Bitcoin (BTC) price is portraying a similar trend seen in April 2019, when BTC surged from $5,000s to $14,000 within two months. Based on the similarity of the price action, there is a possibility that the top-ranked cryptocurrency by market capitalization could gear toward a new local peak in the second half of 2020.
After a price drop right before the halving to $8,200 on May 11, BTC recovered swiftly to over $9,100 within a 48-hour span. It indicates the strength of the current momentum of BTC.
Fractals are typically accurate, especially when matched with strong narratives
A Bitcoin halving occurs once every four years. In the past 11 years, the block reward of the Bitcoin blockchain network halved three times. Each time a halving happened, it triggered a gain of over 2,500% in the following months.
A halving has a long-term effect on the price of Bitcoin because it is the only event or mechanism that can affect the new supply of BTC. Bitcoin replicating a price trend last seen in mid-2019 during the week of halving can be considered a positive short-term projection because it comes after a steep sell-the-news drop.
In early May 2019, the price of Bitcoin started to recover from its drop to the low-$3,000s. Coincidentally, BTC dropped to as low as $3,600 in March 2020, merely two months ago.
The price trend of Bitcoin in mid-2019. Source: Tradingview
By May 30, the price of Bitcoin reclaimed $9,100, and after a brief pullback to $7,500, it started to rally. By June 26, 2019, BTC peaked at $13,920 on BitMEX, marking a local high point.
The time period of the recovery and the price levels match the current price movement of Bitcoin.
In March 2020, BTC/USD started to recover from $3,600, primarily boosted by real retail demand coming from Coinbase. The exchange said at the time:
But beyond just a rush, two things are clear: customers of our retail brokerage were buyers during the drop, and Bitcoin was the clear favorite. Our customers typically buy 60% more than they sell but during the crash this jumped to 67%, taking advantage of market troughs and representing strong demand for crypto assets even during extreme volatility.
As record-high retail coincided with increasing institutional demand as seen in Grayscale’s Q1 2020 report, Bitcoin continued its rally.

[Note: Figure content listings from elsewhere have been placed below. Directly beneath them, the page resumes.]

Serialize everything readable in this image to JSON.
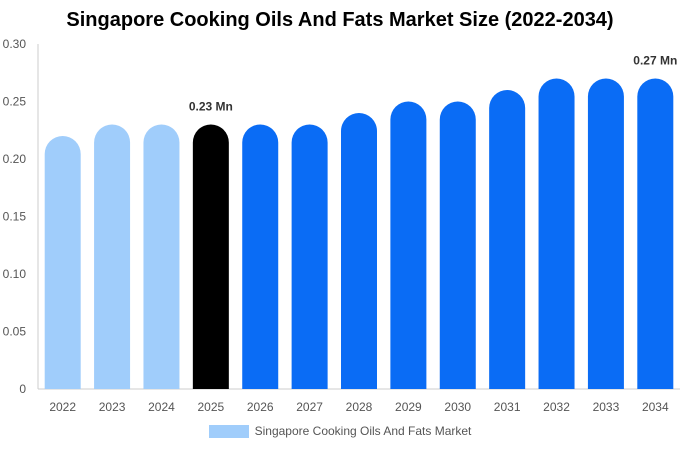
{
  "chart_data": {
    "type": "bar",
    "title": "Singapore Cooking Oils And Fats Market Size (2022-2034)",
    "categories": [
      "2022",
      "2023",
      "2024",
      "2025",
      "2026",
      "2027",
      "2028",
      "2029",
      "2030",
      "2031",
      "2032",
      "2033",
      "2034"
    ],
    "series": [
      {
        "name": "Singapore Cooking Oils And Fats Market",
        "values": [
          0.22,
          0.23,
          0.23,
          0.23,
          0.23,
          0.23,
          0.24,
          0.25,
          0.25,
          0.26,
          0.27,
          0.27,
          0.27
        ]
      }
    ],
    "ylim": [
      0,
      0.3
    ],
    "yticks": [
      "0",
      "0.05",
      "0.10",
      "0.15",
      "0.20",
      "0.25",
      "0.30"
    ],
    "grid": false,
    "legend_position": "bottom",
    "annotations": [
      {
        "category": "2025",
        "text": "0.23 Mn"
      },
      {
        "category": "2034",
        "text": "0.27 Mn"
      }
    ],
    "colors": {
      "historical": "#a0cdfb",
      "current": "#000000",
      "forecast": "#0a6cf5",
      "axis": "#cccccc"
    },
    "bar_color_group": [
      "historical",
      "historical",
      "historical",
      "current",
      "forecast",
      "forecast",
      "forecast",
      "forecast",
      "forecast",
      "forecast",
      "forecast",
      "forecast",
      "forecast"
    ]
  }
}
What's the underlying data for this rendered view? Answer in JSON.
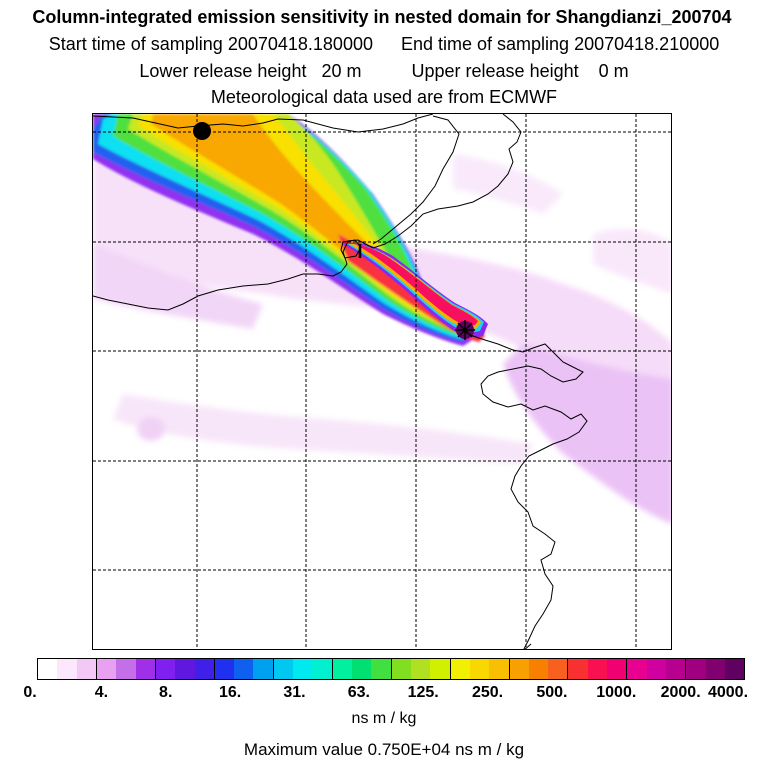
{
  "header": {
    "title": "Column-integrated emission sensitivity in nested domain for Shangdianzi_200704",
    "start_label": "Start time of sampling",
    "start_value": "20070418.180000",
    "end_label": "End time of sampling",
    "end_value": "20070418.210000",
    "lower_label": "Lower release height",
    "lower_value": "20 m",
    "upper_label": "Upper release height",
    "upper_value": "0 m",
    "met_line": "Meteorological data used are from ECMWF"
  },
  "legend": {
    "tick_labels": [
      "0.",
      "4.",
      "8.",
      "16.",
      "31.",
      "63.",
      "125.",
      "250.",
      "500.",
      "1000.",
      "2000.",
      "4000."
    ],
    "colors": [
      "#ffffff",
      "#fce8fc",
      "#f4c8f4",
      "#e8a0f0",
      "#c46ee8",
      "#a030e8",
      "#8020f0",
      "#6018e0",
      "#4020e8",
      "#2030f0",
      "#1060f0",
      "#00a0f0",
      "#00c8f0",
      "#00e8f0",
      "#00f0d0",
      "#00f0a0",
      "#00e070",
      "#40e040",
      "#80e020",
      "#b0e020",
      "#d0f000",
      "#f0f000",
      "#f8d800",
      "#f8c000",
      "#f8a000",
      "#f88000",
      "#f86020",
      "#f83030",
      "#f81050",
      "#f00070",
      "#e80090",
      "#d000a0",
      "#b80090",
      "#a00080",
      "#800070",
      "#600060"
    ],
    "unit": "ns m / kg",
    "max_text": "Maximum value  0.750E+04 ns m / kg"
  },
  "map": {
    "plume_colors": {
      "outer": "#f0d0f8",
      "purple": "#8020f0",
      "blue": "#2050f0",
      "cyan": "#00e8f0",
      "green": "#40e040",
      "yellowgreen": "#c0e020",
      "yellow": "#f8e000",
      "orange": "#f8b000",
      "darkorange": "#f88000",
      "red": "#f82040",
      "magenta": "#f00080",
      "core": "#600060"
    }
  }
}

Eventually by the first week of May 2020, BTC rose to as high as $10,085 on BitMEX.
Bitcoin price trend is showing similarity with the fractal in April 2019. Source: PabloPicasso
Potential variable that can sustain the recent bitcoin rally
A strong argument that supports a continuation of the ongoing Bitcoin rally is the increasing spot volume alongside a steady network hash rate.
Unlike previous parabolic rallies, the run-up from $3,600 to $10,085 in the past two months was led by Binance, Coinbase and other spot exchanges.
The open interest of BitMEX, Binance Futures, and OKEx remained relatively low, especially considering the upside momentum BTC showed.